PARQUE BUEN DEL RETIRO

imageIn Madrid valt het niet mee om een stukje hard te lopen zonder een signorita of signor omver te lopen. Madrilenen zijn lastig te omzeilen, zo zullen ze op een smal trottoir je niet of nauwelijks laten passeren. Meerdere malen liep ik (bijna) tegen een luid pratende, of met mobiel spelende wandelaar op. Ze kijken je daarna aan met een air van “wat doe jij eigenlijk hier?” Het lijkt alsof de inwoners van deze stad onder de noemer trotse Spanjaarden moeten worden geschaard. Het soort dat voor niets en niemand opzij gaat. Lastig voor hardlopers, die zie je dan ook niet veel in het verkeer, maar wel in de parken. Al moet ik zeggen dat ook daar het passeren van een twitteraar met een bijna botsing gepaard ging.

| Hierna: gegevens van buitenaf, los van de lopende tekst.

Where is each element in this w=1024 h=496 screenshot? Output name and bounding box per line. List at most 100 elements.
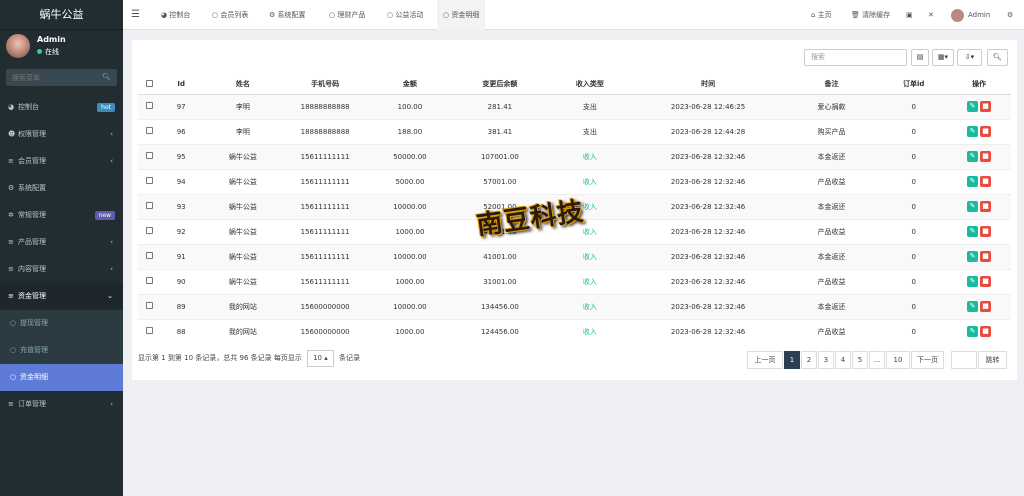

Het hotel waar wij verblijven is het vertrekpunt van een mooie hardloopsessie die voornamelijk door Parque Buen del Retiro gaat. In totaal heb ik zes keer in het park gelopen.

Het park is 1.4 km² in omvang. Als je langs de buitenkant loopt kom je uiteindelijk op een lengte van 3,8 km. Dit aan de oostkant van de stad gelegen park ligt in dezelfde omgeving als het wereldberoemde Prado museum. In dit park stond ooit het paleis van Filips IV. Tijdens zijn bewind kwam de Tachtigjarige Oorlog ten einde. In 1648 werd door het Spaanse hof de Republiek der Zeven Verenigde Nederlanden erkent als onafhankelijke staat.

Tot 1869 was hier het privépark van de Koninklijke familie. Met kerst en Pasen trok het hof zich hier terug. De naam Parque Buen del Retiro wil zoveel zeggen als het goede toevluchtsoord. Nu is dit park een toevluchtsoord voor ouders met kinderen, rolschaatsers, wandelaars en uiteraard hardlopers.

Door er vaker te lopen kreeg ik uiteindelijk een mooie route in het vizier. In elk geval is het handig om zo veel mogelijk langs de buitenkant te lopen. Je komt er veel andere lopers tegen en maakt zo je kilometers. In het park is het een en ander te zien, uiteraard heb ik daar dan ook gelopen. De beschrijving over hardlopen in dit park gaat aan het einde van dit verhaal over lopen langs een paar van de in het park gelegen attracties.

Als ik begin met lopen vanaf de Calle Sevilla in het centrum van Madrid start ik in een achteraf straatje. Het is er minder druk en geschikter om te lopen. Dat wordt direct anders als ik aan het einde van het straatje de hoek om ga, ik loop dan langs de Cortes. De Cortes of Congreso de los Diputados is het Spaanse parlement. Om de 20 meter staat een politieagent je aan te kijken of je geheel van God los bent om hier hard te gaan lopen. Vooral het trottoir voor het gebouw is leeg en lekker beloopbaar dus trek ik me niet veel van de bewaking aan. Ook de televisieploegen die hier af en toe staan negeer ik. De Cortes staat in de steigers, de straat ervoor is deels gebarricadeerd met veel hekwerk. Voorbij het gebouw van de afgevaardigden passeer in naast het beroemde Thyssen museum, de drukke Passeo del Prado. Het begin liep goed, maar nu gaat het op een lastige wijze ineens heuvelopwaarts in de richting van het park. Rechts van mij passeer ik een rij wachtenden die het beroemde Prado willen bezoeken. Na nog een drukke straat te zijn overgestoken sta ik voor de ingang. Het park wordt door een hoog hekwerk omgeven. ’s Avonds na 22.00 uur gaan de poorten dicht. Het lijkt mij knap lastig over de het drie meter hoge en puntige hek te klimmen om een rondje te doen. De Spaanse poort (Puerta d’ Espana) waar ik de loop in het park begin is misschien wel de mooiste toegang van het park. Achter de poort ligt de Paseo Argentina die uitkomt uit bij het monument van koning Alfonso XII. Aan weerszijden van de Paseo Argentina staan beelden van koningen en koninginnen. Deze uit zandsteen opgetrokken figuren komen uit allerlei tijden.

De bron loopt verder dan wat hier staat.